Viaje al pasado en busca de justicia
La oposición argentina se prepara para meter en la cárcel al matrimonio Kirchner cuando Doña Cristina abandone la presidencia. Ambos serán acusados de apropiación indebida y malversación de fondos públicos. Dicen que no será difícil probarlo.
En Nicaragua, Daniel Ortega dirige un indecente acoso judicial contra el líder de la oposición Eduardo Montealegre para obligarlo a cambiar la Constitución, de manera que él pueda reelegirse permanentemente.

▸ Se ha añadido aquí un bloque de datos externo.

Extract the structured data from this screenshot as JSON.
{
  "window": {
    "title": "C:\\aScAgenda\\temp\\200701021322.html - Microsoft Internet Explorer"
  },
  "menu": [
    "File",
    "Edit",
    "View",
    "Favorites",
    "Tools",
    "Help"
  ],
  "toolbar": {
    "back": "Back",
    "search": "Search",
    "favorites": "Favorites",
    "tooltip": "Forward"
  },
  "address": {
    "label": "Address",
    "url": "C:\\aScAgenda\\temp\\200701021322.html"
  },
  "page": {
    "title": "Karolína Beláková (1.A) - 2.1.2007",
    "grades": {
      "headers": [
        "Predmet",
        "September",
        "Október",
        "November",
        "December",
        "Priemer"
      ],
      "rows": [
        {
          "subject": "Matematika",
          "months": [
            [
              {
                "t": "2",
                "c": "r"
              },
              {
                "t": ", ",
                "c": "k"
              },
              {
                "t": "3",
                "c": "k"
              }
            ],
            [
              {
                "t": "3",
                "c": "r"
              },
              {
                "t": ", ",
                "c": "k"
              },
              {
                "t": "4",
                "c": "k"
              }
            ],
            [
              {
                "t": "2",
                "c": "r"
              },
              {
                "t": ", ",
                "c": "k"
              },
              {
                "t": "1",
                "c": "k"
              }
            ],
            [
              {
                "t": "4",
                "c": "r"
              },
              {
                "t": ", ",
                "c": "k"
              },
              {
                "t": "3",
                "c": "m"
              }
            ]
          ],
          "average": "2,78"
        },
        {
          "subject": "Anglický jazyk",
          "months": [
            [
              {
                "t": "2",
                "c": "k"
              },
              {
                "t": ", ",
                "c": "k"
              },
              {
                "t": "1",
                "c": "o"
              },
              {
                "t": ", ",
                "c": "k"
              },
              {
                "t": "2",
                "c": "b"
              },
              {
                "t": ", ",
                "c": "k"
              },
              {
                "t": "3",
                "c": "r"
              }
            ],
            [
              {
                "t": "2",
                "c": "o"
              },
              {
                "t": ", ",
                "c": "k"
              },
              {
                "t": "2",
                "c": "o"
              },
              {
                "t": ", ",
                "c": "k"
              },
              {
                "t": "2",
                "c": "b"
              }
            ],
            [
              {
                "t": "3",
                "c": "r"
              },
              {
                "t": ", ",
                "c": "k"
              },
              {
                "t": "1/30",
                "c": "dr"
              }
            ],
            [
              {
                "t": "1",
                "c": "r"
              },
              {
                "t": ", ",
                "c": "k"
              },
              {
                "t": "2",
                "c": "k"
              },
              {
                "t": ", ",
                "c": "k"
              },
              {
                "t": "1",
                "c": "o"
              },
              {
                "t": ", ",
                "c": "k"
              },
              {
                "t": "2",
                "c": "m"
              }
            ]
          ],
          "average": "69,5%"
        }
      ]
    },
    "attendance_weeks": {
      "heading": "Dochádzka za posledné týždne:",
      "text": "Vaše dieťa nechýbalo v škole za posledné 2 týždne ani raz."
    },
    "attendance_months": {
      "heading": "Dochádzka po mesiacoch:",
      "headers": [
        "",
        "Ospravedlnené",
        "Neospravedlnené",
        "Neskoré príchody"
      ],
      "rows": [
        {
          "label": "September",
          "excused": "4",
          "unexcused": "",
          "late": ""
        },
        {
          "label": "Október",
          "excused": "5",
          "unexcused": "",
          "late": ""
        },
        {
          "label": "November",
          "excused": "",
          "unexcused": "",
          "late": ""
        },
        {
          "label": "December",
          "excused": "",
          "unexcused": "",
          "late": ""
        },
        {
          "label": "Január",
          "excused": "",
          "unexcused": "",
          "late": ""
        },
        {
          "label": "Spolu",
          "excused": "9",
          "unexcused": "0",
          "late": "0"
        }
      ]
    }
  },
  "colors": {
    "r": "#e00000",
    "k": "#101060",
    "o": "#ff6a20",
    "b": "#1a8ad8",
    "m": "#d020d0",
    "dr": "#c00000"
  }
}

En Panamá, organizan y recaban las pruebas necesarias para proceder contra Martín Torrijos por un caso de corrupción. Quienes con más saña lo quieren destruir son gentes de su propio partido.
En Perú, Fujimori está preso, pero si su hija Keiko gana la Presidencia lo indultará y procederá judicialmente contra el actual gobernante Alan García y contra Alejandro Toledo, el anterior mandatario.
En el exilio norteamericano conviven el ex presidente boliviano Gonzalo Sánchez de Lozada y el ecuatoriano Jamil Mahuad, ambos amenazados por los jueces de sus respectivos países como forma de mantenerlos alejados de casa.
La lista es mucho más larga, pero no es necesario mencionarlos a todos. Son pocos los países latinoamericanos a salvo de estas vendettas judiciales. El que triunfa, intenta liquidar al que ha salido. En estas naciones la ley no es un instrumento para reglamentar la convivencia civilizada, sino un mazo para aplastarle la cabeza al adversario, como hacían los soldados aztecas con quienes robaban frutas en el mercado: allí mismo lo descerebraban de un golpe certero y contundente en el parietal.
¿Qué hacer ante tanto despropósito judicial? La respuesta a esa pregunta contemporánea la dio, curiosamente, un guerrero feroz de la tribu de los isaurios a fines del siglo V de nuestra era cuando se convirtió en emperador de Bizancio y adoptó el nombre griego de Zenón. Inspirado en la idea católica del Juicio Final, y mortificado por el incumplimiento de los magistrados y la corrupción rampante de los funcionarios de la corte, Zenón emitió un edicto con el que instauró los “juicios de residencia” con carácter obligatorio para los funcionarios importantes del Imperio.
¿Qué era eso? Durante cincuenta días, todo ciudadano convencido de que había sido víctima de una injusticia o de un atropello por parte de un juez o un funcionario, podía acusarlo ante un tribunal especialmente creado para ese fin, tan pronto éste terminara su mandato. Muy pronto, la medida se hizo tremendamente popular, pasó a la legislación medieval de otras regiones de Europa, y en el siglo XIII fue incorporada al derecho castellano en las Siete Partidas de Alfonso X el Sabio, fundamento de la legislación hispana en territorio americano tras el Descubrimiento de América.
Las ventajas del “juicio de residencia” eran muy notables. No se trataba de una venganza sino de un procedimiento habitual. Todo virrey, juez o funcionario importante sabía que, tras ejercer su mando, obligatoriamente se le abriría una pesquisa judicial, sus actos de gobierno serían examinados, y sus víctimas, si las había, tendrían la oportunidad de reclamarle, así que trataba de ajustar sus actos a Derecho para no convertirse él mismo en reo de delito. En el Archivo de Indias en Sevilla se conservan cientos de expedientes de estos fascinantes procesos legales que, sin duda, contribuyeron a fomentar el prestigio de la Corona española en las colonias. Lo que se esperaba del distante rey era, al menos, justicia.
Lamentablemente, los “juicios de residencia”, caracterizados por una gran complejidad burocrática, fueron asociados a las prácticas coloniales del gobierno español y no se incorporaron a los métodos de gobierno de las repúblicas latinoamericanas cuando éstas fueron creadas en el primer tercio del siglo XIX, pese a la inmensa popularidad del procedimiento entre la población.
Tal vez sería una magnífica idea retomar esa vieja tradición en nuestros días. Por una parte, serviría como freno y advertencia a cualquiera que acepte ocupar un puesto público; por la otra, le transmitiría a la sociedad una reconfortante sensación de justicia; por último, le pondría fin al uso discrecional de la ley con fines partidistas —todos estarían sujetos a esa auditoría final— y se acabaría el espectáculo poco edificante del uso de los tribunales para machacar adversarios. A veces es posible aprender de la historia.